A coalition called Commit to Change WA is currently collecting signatures in order to get a ballot measure to decriminalize drugs on the ballot in November. Specifically, Initiative 1922 would still allow law enforcement to confiscate any illicit drugs found on a person rather than arresting or fining the individual possessing them. Initiative 1922 would also direct $141 million of funding gathered from cannabis taxes towards the research, treatment, and prevention of substance use. The ballot measure, if passed, would still make selling and delivering illicit drugs a crime. It would aim to address substance use with treatment, rather than criminalization, or addiction, which is a medical problem. The proposed ballot measure needs to gather 324,516 signatures in order to make it onto the ballot during this year’s general election. If passed in November, this would, in effect, end the War on Drugs in Washington state. 
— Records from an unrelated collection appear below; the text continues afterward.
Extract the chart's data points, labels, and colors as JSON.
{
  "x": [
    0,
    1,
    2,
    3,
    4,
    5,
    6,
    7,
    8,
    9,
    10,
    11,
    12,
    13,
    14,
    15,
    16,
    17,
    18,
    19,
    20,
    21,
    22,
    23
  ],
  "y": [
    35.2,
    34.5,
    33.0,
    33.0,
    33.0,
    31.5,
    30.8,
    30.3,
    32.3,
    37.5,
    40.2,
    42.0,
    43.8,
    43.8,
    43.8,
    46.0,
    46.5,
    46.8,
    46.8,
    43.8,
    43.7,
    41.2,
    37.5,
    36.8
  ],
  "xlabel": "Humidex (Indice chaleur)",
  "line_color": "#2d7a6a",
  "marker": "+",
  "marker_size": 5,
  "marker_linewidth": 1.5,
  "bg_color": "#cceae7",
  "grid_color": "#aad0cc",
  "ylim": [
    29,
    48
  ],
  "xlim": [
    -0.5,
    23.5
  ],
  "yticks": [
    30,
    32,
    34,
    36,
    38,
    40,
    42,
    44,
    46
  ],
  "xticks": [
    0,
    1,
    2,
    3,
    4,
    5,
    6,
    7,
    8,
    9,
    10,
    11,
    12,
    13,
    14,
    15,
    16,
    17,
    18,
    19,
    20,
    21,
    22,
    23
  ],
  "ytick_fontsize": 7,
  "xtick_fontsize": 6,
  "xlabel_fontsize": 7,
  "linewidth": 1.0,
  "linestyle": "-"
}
It is also worth noting that Initiative 1922 is similar in several ways to Oregon’s Ballot Measure 110, which was passed during the 2020 election and went into effect on February 1, 2021. Originally based on the decriminalization of drug possession in Portugal, Measure 110 made drug possession, which was a Class A misdemeanor into a Class E violation with the sentence being an option of a $100 fine or to complete a health assessment after calling a new hotline for people seeking help with substance use problems. However, a year into the ballot measure being in effect, the hotline was used only 92 times out of around 2,000 citations for drug possession that were issued during that year. But at the same time, around 16,000 used the substance use treatment services that Measure 110 established, according to the Oregon Health Authority. A majority of those who accessed the services used harm reduction services such as needle exchanges and overdose medications, but a smaller amount got housing assistance and peer support, while less than one percent entered treatment. Measure 110 has been criticized for not doing enough, but treatment centers and programs in Oregon have been able to help more people with the $31 million in grants Measure 110 had allocated. Overall, it is still too early to see how Oregon’s decriminalization of drugs will work in the long run, but there have been some successes. Consequently, Washington might follow in Oregon’s footsteps and decriminalize drug possession.